When Kempe was required to defend herself against charge that included Lollardy, one of the questions thrown at her by the Mayor of Leicester was that she “went in white clothes ... to lure away our wives from us and lead them off with you.” What did that mean? Why did accusations of heresy and sexual deviance get associated with white clothing? Why would wearing white signal that she had intentions of leading women away from their homes? And what was she leading them away for?

Kempe held that she dressed in white because Christ asked her to, but in her memoirs she treated the act as something of a bargaining point. She would wear white if Christ offered her protection in return. She was aware that the color signaled a type of purity (virginity) that she was not technically worthy of, and that others would criticize her for this, so she needed something in return. The garments regularly stood out as unusual and drew down criticism.

The wearing of white clothing may have been associated in England with specific foreign sects that were considered heretical and accused of deviant sexual practices. [Note: Dinshaw doesn’t name the sects specifically.] From accusations of heresy, it was a small step to Lollardy at that time. Thus her clothing may have drawn accusations of Lollady “by contagion” as it were, even though her actions and beliefs were clearly in contradiction with Lollard principles.

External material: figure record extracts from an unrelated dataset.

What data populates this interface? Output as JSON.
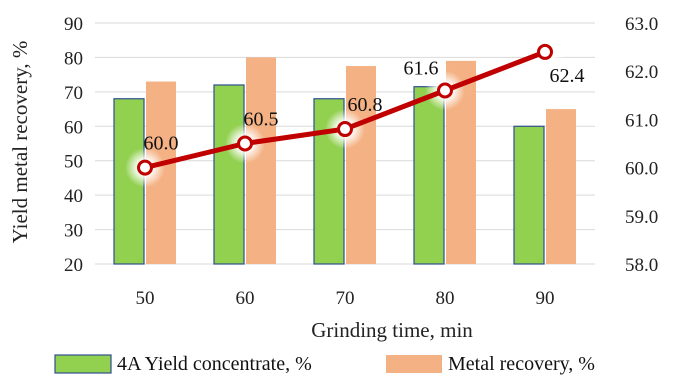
{
  "chart_data": {
    "type": "bar",
    "title": "",
    "xlabel": "Grinding time, min",
    "ylabel": "Yield metal recovery, %",
    "y2label": "",
    "categories": [
      "50",
      "60",
      "70",
      "80",
      "90"
    ],
    "ylim": [
      20,
      90
    ],
    "y2lim": [
      58.0,
      63.0
    ],
    "yticks": [
      "20",
      "30",
      "40",
      "50",
      "60",
      "70",
      "80",
      "90"
    ],
    "y2ticks": [
      "58.0",
      "59.0",
      "60.0",
      "61.0",
      "62.0",
      "63.0"
    ],
    "series": [
      {
        "name": "4A Yield concentrate, %",
        "type": "bar",
        "axis": "left",
        "values": [
          68,
          72,
          68,
          71.5,
          60
        ],
        "color": "#92d050",
        "edge": "#2f4f8f"
      },
      {
        "name": "Metal recovery, %",
        "type": "bar",
        "axis": "left",
        "values": [
          73,
          80,
          77.5,
          79,
          65
        ],
        "color": "#f4b183"
      },
      {
        "name": "",
        "type": "line",
        "axis": "right",
        "values": [
          60.0,
          60.5,
          60.8,
          61.6,
          62.4
        ],
        "labels": [
          "60.0",
          "60.5",
          "60.8",
          "61.6",
          "62.4"
        ],
        "color": "#c00000"
      }
    ],
    "grid": true,
    "legend": "bottom"
  }
}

Kempe’s status as a widow who adopted the signifier of virginity provokes a discussion of attitudes toward sexual experience and sexual continence. It can be seen as a type of transvestism to use clothing to cross or blur categories in this way.

At this point, I’m going to skim over the long discussion of Kempe’s behavior under questioning. One of Dinshaw’s points here is that Kempe’s habit of answering back and challenging her questioners raises issues of authority and truth. If two people can charge each other with sexual deviance, who has the right to make such a charge?

On multiple occasions, Kempe was accused of “leading women astray.” But what exactly was she being charged with? The language hints at, but does not outright name, same-sex acts.

There is a long analysis of Kempe’s habit of public crying and lamentation over Christ’s passion and how this was considered disruptive. We then move on to a modern work of fiction that uses Kempe as a touchstone in a queer (male) narrative. And then the discussion goes sideways into debates over modern arts and research grants and the uses of accusations over whether particular projects are absurd and unworthy.

Contents summary: 

This final section starts with the inspiration for the book’s title in a line from the movie Pulp Fiction. Dinshaw explores the imagery of sodomitical rape in this movie and other films. There is an association of the concept of “medieval” as an out-of-context reference alongside imagery of male aggressive sexuality, contrasted at the same time with male bonding. The same preoccupations, Dinshaw asserts, run through Foucault’s History of Sexuality volume 1.

The rest of the conclusion both critiques and celebrates Foucault’s work with its contras between identities and acts, and how acts tend to be prosecuted only when they disturb the social order. But since I’ll be covering Foucault’s work separately, I think I’ll leave the details for that entry.